INFORMATION IMPORTANTE !

Un programme de grande envergure est en cours de préparation concernant la maladie valvulaire dégénérative mitrale (MVDM), maladie cardiaque la plus fréquente du chien qui continue de faire des ravages, notamment chez les chiens de petit et moyen format comme le Cavalier King Charles Spaniels (lien vers l’article MVDM). Ce programme, retardé à ce jour par la pandémie Covid19, démarrera au deuxième semestre 2020 en collaboration avec le Professeur Christopher Orton de Colorado State University, célèbre pour sa contribution à la chirurgie cardiaque animale, et les équipes réunies de l’IMMR et de l’Unité de Cardiologie d’Alfort, l’IMMR. Le but de ce programme est la mise au point d’une technique de réparation de la valve mitrale, chez le chien atteint de MVDM, sans ouvrir le cœur grâce à un dispositif particulier.

 


 Programmes vétérinaires financés par la Fondation Un Cœur – Faune Sauvage

Programme FSE 1 : Soutien à l’amélioration du diagnostic et des soins des animaux sauvages et exotiques cardiaques

Objectif de ce programme Ce programme a pour objectif d’améliorer la prise en charge des animaux sauvages et exotiques cardiaques, par différentes actions : achat de matériel médical, soutien à des programmes de recherche clinique et financement d’un clinicat cardiologie/faune sauvage et exotique.

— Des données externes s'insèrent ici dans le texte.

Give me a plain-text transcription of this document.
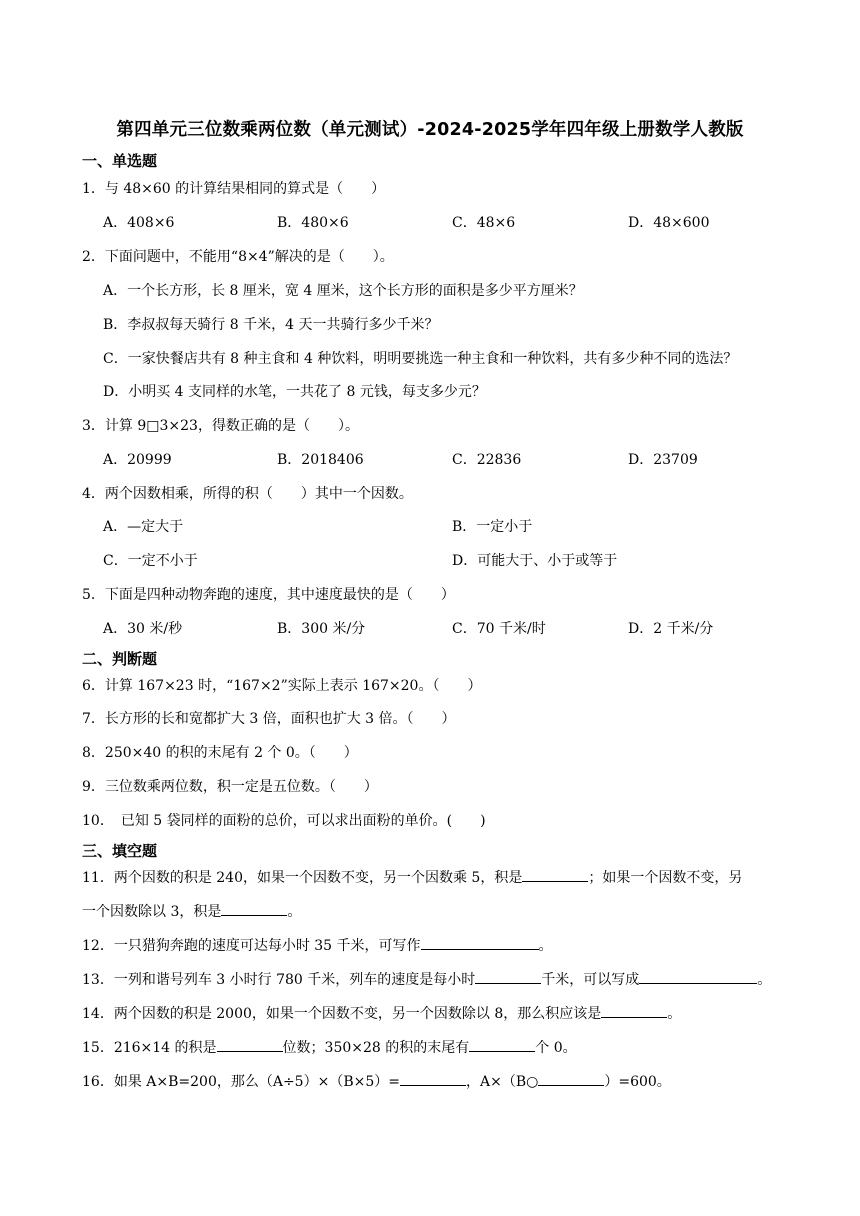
第四单元三位数乘两位数（单元测试）-2024-2025学年四年级上册数学人教版
一、单选题
1．与 48×60 的计算结果相同的算式是（　　）
A．408×6	B．480×6	C．48×6	D．48×600
2．下面问题中，不能用“8×4”解决的是（　　）。
A．一个长方形，长 8 厘米，宽 4 厘米，这个长方形的面积是多少平方厘米？
B．李叔叔每天骑行 8 千米，4 天一共骑行多少千米？
C．一家快餐店共有 8 种主食和 4 种饮料，明明要挑选一种主食和一种饮料，共有多少种不同的选法？
D．小明买 4 支同样的水笔，一共花了 8 元钱，每支多少元？
3．计算 9□3×23，得数正确的是（　　）。
A．20999	B．2018406	C．22836	D．23709
4．两个因数相乘，所得的积（　　）其中一个因数。
A．—定大于	B．一定小于
C．一定不小于	D．可能大于、小于或等于
5．下面是四种动物奔跑的速度，其中速度最快的是（　　）
A．30 米/秒	B．300 米/分	C．70 千米/时	D．2 千米/分
二、判断题
6．计算 167×23 时，“167×2”实际上表示 167×20。（　　）
7．长方形的长和宽都扩大 3 倍，面积也扩大 3 倍。（　　）
8．250×40 的积的末尾有 2 个 0。（　　）
9．三位数乘两位数，积一定是五位数。（　　）
10．　已知 5 袋同样的面粉的总价，可以求出面粉的单价。(　　)
三、填空题
11．两个因数的积是 240，如果一个因数不变，另一个因数乘 5，积是	；如果一个因数不变，另
一个因数除以 3，积是	。
12．一只猎狗奔跑的速度可达每小时 35 千米，可写作	。
13．一列和谐号列车 3 小时行 780 千米，列车的速度是每小时	千米，可以写成	。
14．两个因数的积是 2000，如果一个因数不变，另一个因数除以 8，那么积应该是	。
15．216×14 的积是	位数；350×28 的积的末尾有	个 0。
16．如果 A×B=200，那么（A÷5）×（B×5）=	，A×（B○	）=600。
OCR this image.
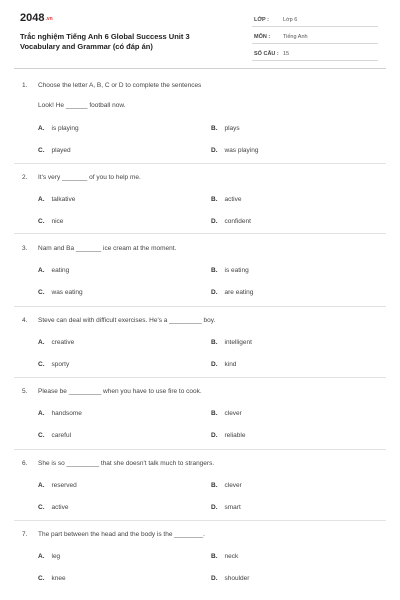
2048.vn
Trắc nghiệm Tiếng Anh 6 Global Success Unit 3 Vocabulary and Grammar (có đáp án)
LỚP :	Lớp 6
MÔN : Tiếng Anh
SỐ CÂU : 15
1. Choose the letter A, B, C or D to complete the sentences
Look! He ______ football now.
A. is playing	B. plays
C. played	D. was playing
2. It's very _______ of you to help me.
A. talkative	B. active
C. nice	D. confident
3. Nam and Ba _______ ice cream at the moment.
A. eating	B. is eating
C. was eating	D. are eating
4. Steve can deal with difficult exercises. He's a _________ boy.
A. creative	B. intelligent
C. sporty	D. kind
5. Please be _________ when you have to use fire to cook.
A. handsome	B. clever
C. careful	D. reliable
6. She is so _________ that she doesn't talk much to strangers.
A. reserved	B. clever
C. active	D. smart
7. The part between the head and the body is the ________.
A. leg	B. neck
C. knee	D. shoulder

Bilan des actions déjà réalisées et en cours - Les affections cardiaques en parcs zoologiques sont sous-diagnostiquées et restent souvent des découvertes d’autopsie. Or, les félins captifs, à forte consanguinité, peuvent être atteints de cardiopathies congénitales ou acquises. De ce constat, un programme global d’études, de diagnostic et de soins en cardiologie de la faune sauvage a vu le jour sous la direction du Dr. Norin Chaï (vétérinaire à la Ménagerie du Jardin des Plantes) et du Pr. Valérie Chetboul (Unité de Cardiologie d’Alfort), avec la constitution du Wildlife Cardiology Group, impliquant des vétérinaires bénévoles des deux équipes. C’est dans le cadre de ce programme qu’une panthère des neiges avait pu bénéficier avec succès en 2011 de la première correction chirurgicale d’une malformation cardiaque congénitale (sténose pulmonaire)1. Une première étude, initiée il y a 5 ans par le WLC Group et visant à développer une base de données sur les paramètres cardiologiques des grands félins sauvages, vient aussi de porter ses fruits sous la forme d’une publication majeure dans le Journal of Zoo and Wildlife Medicine.2 Ce travail, qui représente la première étape pour améliorer le diagnostic et le traitement des cardiopathies chez les grands félins, a pu voir le jour grâce à la Fondation Un Cœur et l’Association Yaboumba réunies. Voir également le lien :  http://yaboumba.org/cardiologie-des-felins-sauvages/

Grâce aux dons reçus, depuis sa création, la Fondation Un Cœur a participé à plusieurs autres missions et programmes en France comme à l’étranger valorisées par des publications scientifiques, dont :

  • les premières descriptions d’une hypertension artérielle chez une panthère de neige et de Chine3,
  • la mise au point d’une technique pour réaliser des tracés ECG chez l’éléphant en milieu naturel,4 (voir également le lien : http://yaboumba.org/cardiologie-des-elephants/)
  • des examens échocardiographiques chez les paresseux.5 (voir également le lien : http://yaboumba.org/2016-costa-rica/)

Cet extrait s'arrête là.